By far the bulk of the multi-trillion-dollar-a-day exempted transactions are conducted by banks and overseen by bank regulators. But leaders of the seven U.S. futures exchanges have asked Congress to give their regulator, the CFTC, clear supervisory authority over retail transactions that fall into a regulatory gap where there is no clear enforcement authority to try to prevent a fraudulent or other criminal practice from taking place.

"Unregulated bucket shops, Internet dealers and even the retail trading desks of currency dealers are taking advantage of the public, evading the intense regulation mandated for futures trading and siphoning liquidity away from markets," explained Jack Sandner, chairman of the Chicago Mercantile Exchange, in recent testimony before the Senate panel. However, those opposed to the legislative fix contend retail transactions account for such a small amount of the market that the CFTC has issued enforcement actions against only a handful in the last decade.

"Before we bring federal intervention into a private market, we need to ask whether there is enough of a problem out there to warrant a whole new regulatory structure.
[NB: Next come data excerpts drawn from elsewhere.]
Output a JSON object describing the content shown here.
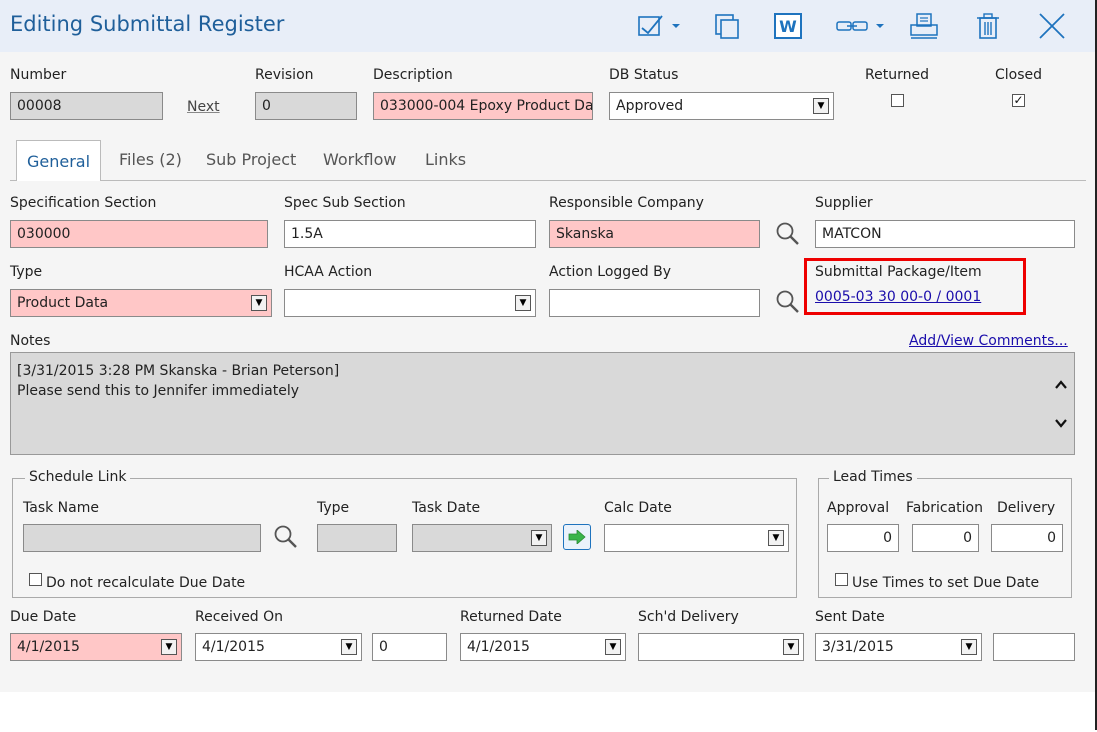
{
  "header": {
    "title": "Editing Submittal Register",
    "toolbar": {
      "w_label": "W"
    }
  },
  "top": {
    "number_label": "Number",
    "number_value": "00008",
    "next_label": "Next",
    "revision_label": "Revision",
    "revision_value": "0",
    "description_label": "Description",
    "description_value": "033000-004 Epoxy Product Data",
    "db_status_label": "DB Status",
    "db_status_value": "Approved",
    "returned_label": "Returned",
    "returned_checked": false,
    "closed_label": "Closed",
    "closed_checked": true
  },
  "tabs": [
    {
      "label": "General"
    },
    {
      "label": "Files (2)"
    },
    {
      "label": "Sub Project"
    },
    {
      "label": "Workflow"
    },
    {
      "label": "Links"
    }
  ],
  "general": {
    "spec_section_label": "Specification Section",
    "spec_section_value": "030000",
    "spec_sub_label": "Spec Sub Section",
    "spec_sub_value": "1.5A",
    "resp_company_label": "Responsible Company",
    "resp_company_value": "Skanska",
    "supplier_label": "Supplier",
    "supplier_value": "MATCON",
    "type_label": "Type",
    "type_value": "Product Data",
    "hcaa_label": "HCAA Action",
    "hcaa_value": "",
    "logged_by_label": "Action Logged By",
    "logged_by_value": "",
    "package_label": "Submittal Package/Item",
    "package_link": "0005-03 30 00-0 / 0001",
    "notes_label": "Notes",
    "add_view_comments": "Add/View Comments...",
    "notes_line1": "[3/31/2015 3:28 PM Skanska - Brian Peterson]",
    "notes_line2": "Please send this to Jennifer immediately"
  },
  "schedule": {
    "legend": "Schedule Link",
    "task_name_label": "Task Name",
    "task_name_value": "",
    "type_label": "Type",
    "type_value": "",
    "task_date_label": "Task Date",
    "task_date_value": "",
    "calc_date_label": "Calc Date",
    "calc_date_value": "",
    "no_recalc_label": "Do not recalculate Due Date"
  },
  "lead_times": {
    "legend": "Lead Times",
    "approval_label": "Approval",
    "approval_value": "0",
    "fabrication_label": "Fabrication",
    "fabrication_value": "0",
    "delivery_label": "Delivery",
    "delivery_value": "0",
    "use_times_label": "Use Times to set Due Date"
  },
  "dates": {
    "due_label": "Due Date",
    "due_value": "4/1/2015",
    "received_label": "Received On",
    "received_value": "4/1/2015",
    "received_days": "0",
    "returned_label": "Returned Date",
    "returned_value": "4/1/2015",
    "schd_delivery_label": "Sch'd Delivery",
    "schd_delivery_value": "",
    "sent_label": "Sent Date",
    "sent_value": "3/31/2015",
    "sent_extra": ""
  },
  "colors": {
    "accent": "#1e73be",
    "required_bg": "#ffc7c7",
    "highlight_border": "#e00000"
  }
}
It doesn't sound like there is a terribly big problem," commented an official at the Federal Reserve, one of the agencies in a presidential working group considering this issue. "Legislation may also severely limit a bank's ability to provide customer- tailored [products] to their customers."

In preparing their bill, Lugar and Leahy asked Treasury and CFTC officials to work out a solution to clarify federal law and jurisdiction in this area. They were unable to do so in the time specified, and Agriculture Committee staff are saying the senators may leave the Treasury amendment out of their bill for now. "We think there should be legislation to fill the gap, and we want to craft a solution carefully enough so that it does not push the market off-shore or adversely effect the markets or the banks. That's why it is taking so long," a Treasury official explained.

The negotiations on a solution now have been expanded, he said, to include the other members of the presidential working group, the SEC, the Fed, the Fed Bank of New York, the FDIC and the Office of the Comptroller of the Currency. Still, industry and government opponents say this is really a turf battle between regulators looking to expand their jurisdictions, in this case giving the CFTC a monopoly over exchanges on trades of less than $5 million. "The foreign currency and government-securities markets have functioned effectively without CFTC involvement for the past 100 years. Who is making an effective case for CFTC jurisdiction?" asked Mark Brickell, managing director at J.P. Morgan and a board member of the International Swaps and Derivatives Association.

A CFTC official said this over-the-counter market is "rife with fraud" by unregistered companies.

There is a case pending before the Supreme Court to address a part of this question, but Congress should not wait for the courts to decide, he said, adding, "The best thing would be for the CFTC and Treasury to decide."